When State Trooper Kelly had come into the Historical Society several weeks ago she left with a stack of papers pertaining to the family of Cpl McEvoy. We had learned his two children had since died and their obituaries named their children, grandchildren of Cpl. McEvoy.
Since her goal was to get as much information on this State Trooper, and perhaps a good picture of him to place on the Wall of Honor, she wanted to contact one of them . . . and she did! She telephoned his grandson, Terry, and left a message on his answering machine. Before she was able to contact him again he had googled his grandfather’s name and came up with my previous blogs and sent me an e-mail.
We then knew the family was interested and Kelly called him and set up an appointment to go visit him. The date was set for June 9th and she invited me to go along. There was not a question in my mind!
Monday, June 9th:
Cpl McEvoy’s Grandson:
We located his address on a map and headed out to the Northern part of the county to meet Cpl McEvoy’s grandson. This was the next step and Kelly was as excited as I was. When we arrived, he invited us in and we introduced ourselves (although Kelly needed no introduction since she was in uniform!) We sat and explained what we had done and what Kelly wanted to do for his grandfather. He told us that the family had no idea where he had been buried since his grandmother had died shortly after his grandfather, leaving his father an orphan at 9 years of age!
Terry shared some wonderful pictures of his grandfather with us and I am sharing them with you, the reader of this blog, with his permission. The picture at the top of this post shows Cpl McEvoy on his horse. At the time the picture was taken he was the 30th Trooper stationed out of the Pottsville Barracks. How did we know that?

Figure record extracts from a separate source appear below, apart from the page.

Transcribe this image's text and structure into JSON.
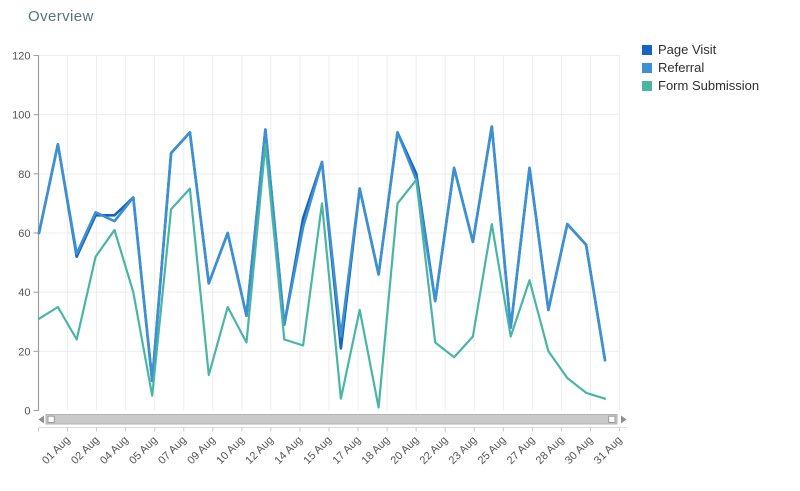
{
  "title": "Overview",
  "chart_data": {
    "type": "line",
    "title": "Overview",
    "categories": [
      "01 Aug",
      "02 Aug",
      "03 Aug",
      "04 Aug",
      "05 Aug",
      "06 Aug",
      "07 Aug",
      "08 Aug",
      "09 Aug",
      "10 Aug",
      "11 Aug",
      "12 Aug",
      "13 Aug",
      "14 Aug",
      "15 Aug",
      "16 Aug",
      "17 Aug",
      "18 Aug",
      "19 Aug",
      "20 Aug",
      "21 Aug",
      "22 Aug",
      "23 Aug",
      "24 Aug",
      "25 Aug",
      "26 Aug",
      "27 Aug",
      "28 Aug",
      "29 Aug",
      "30 Aug",
      "31 Aug"
    ],
    "x_tick_labels": [
      "01 Aug",
      "02 Aug",
      "04 Aug",
      "05 Aug",
      "07 Aug",
      "09 Aug",
      "10 Aug",
      "12 Aug",
      "14 Aug",
      "15 Aug",
      "17 Aug",
      "18 Aug",
      "20 Aug",
      "22 Aug",
      "23 Aug",
      "25 Aug",
      "27 Aug",
      "28 Aug",
      "30 Aug",
      "31 Aug"
    ],
    "y_ticks": [
      0,
      20,
      40,
      60,
      80,
      100,
      120
    ],
    "ylim": [
      0,
      120
    ],
    "grid": true,
    "legend_position": "top-right",
    "series": [
      {
        "name": "Page Visit",
        "color": "#1565c0",
        "values": [
          60,
          90,
          52,
          66,
          66,
          72,
          10,
          87,
          94,
          43,
          60,
          32,
          95,
          29,
          65,
          84,
          21,
          75,
          46,
          94,
          80,
          37,
          82,
          57,
          96,
          28,
          82,
          34,
          63,
          56,
          17
        ]
      },
      {
        "name": "Referral",
        "color": "#3d91d1",
        "values": [
          60,
          90,
          53,
          67,
          64,
          72,
          10,
          87,
          94,
          43,
          60,
          32,
          95,
          29,
          62,
          84,
          25,
          75,
          46,
          94,
          78,
          37,
          82,
          57,
          96,
          28,
          82,
          34,
          63,
          56,
          17
        ]
      },
      {
        "name": "Form Submission",
        "color": "#49b5a5",
        "values": [
          31,
          35,
          24,
          52,
          61,
          40,
          5,
          68,
          75,
          12,
          35,
          23,
          90,
          24,
          22,
          70,
          4,
          34,
          1,
          70,
          78,
          23,
          18,
          25,
          63,
          25,
          44,
          20,
          11,
          6,
          4
        ]
      }
    ]
  },
  "scrollbar": {
    "left_arrow_icon": "left-triangle",
    "right_arrow_icon": "right-triangle"
  }
}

Pennsylvania State Police Historical Society:
The picture above shows the number “30” and the letter “C” before it. The “C” was the Troop stationed at the Pottsville Barracks and the “30” was his number that was assigned to him when he reported to the Pottsville Barracks. When and if he left, he’d assume the next available number at the new Barracks and leave “30” behind for the next person who reported. He would take his horse, however.
. . . and where did I learn all of that? In Hershey at The Pennsylvania State Police Historical, Educational and Memorial Center! After we left Terry’s home we headed to the State Police Academy and the PSP site listed above. The Museum was well worth the trip, but the information I learned from the woman there was priceless! I also learned that the hat Cpl McEvoy is wearing on the picture below was fashioned in the style of Teddy Roosevelt’s Rough Riders and hence is called, yes, a “Rough Rider Hat!”
Kelly had a packet of the paperwork, census records, marriage license, obituaries and various newspaper accounts and gave it to the Historical Society, along with the pictures she had just received by his grandson. They are the only pictures the Historical Society has.
The picture of his family was taken in 1914 when his son, Shea, was a baby. Shea is in the lap of his older sister, Martha.
Pennsylvania State Police Academy:
After we left the Historical Society we drove up the driveway to the front of the Offices for the Academy. Outside of the building is a beautiful memorial wall which lists all of the Troopers who died in the line of duty. McEvoy’s name is in the first column.
We took a short tour of the building to see the wall inside that has a short bio and a picture (if available) of each Trooper named on this wall. There is only a silhouette for Cpl. McEvoy presently, but there soon will be one with the pictures that were given to the Archives today!
. . . and the best picture of all! Ben F. McEvoy had another life outside of the Pennsylvania State Police. We all do, so it came as no surprise. What was a surprise was what he did. The picture below shows Ben with his Violin. Yes, he was a Violinist!
What a great picture of a man who’s life was cut so short!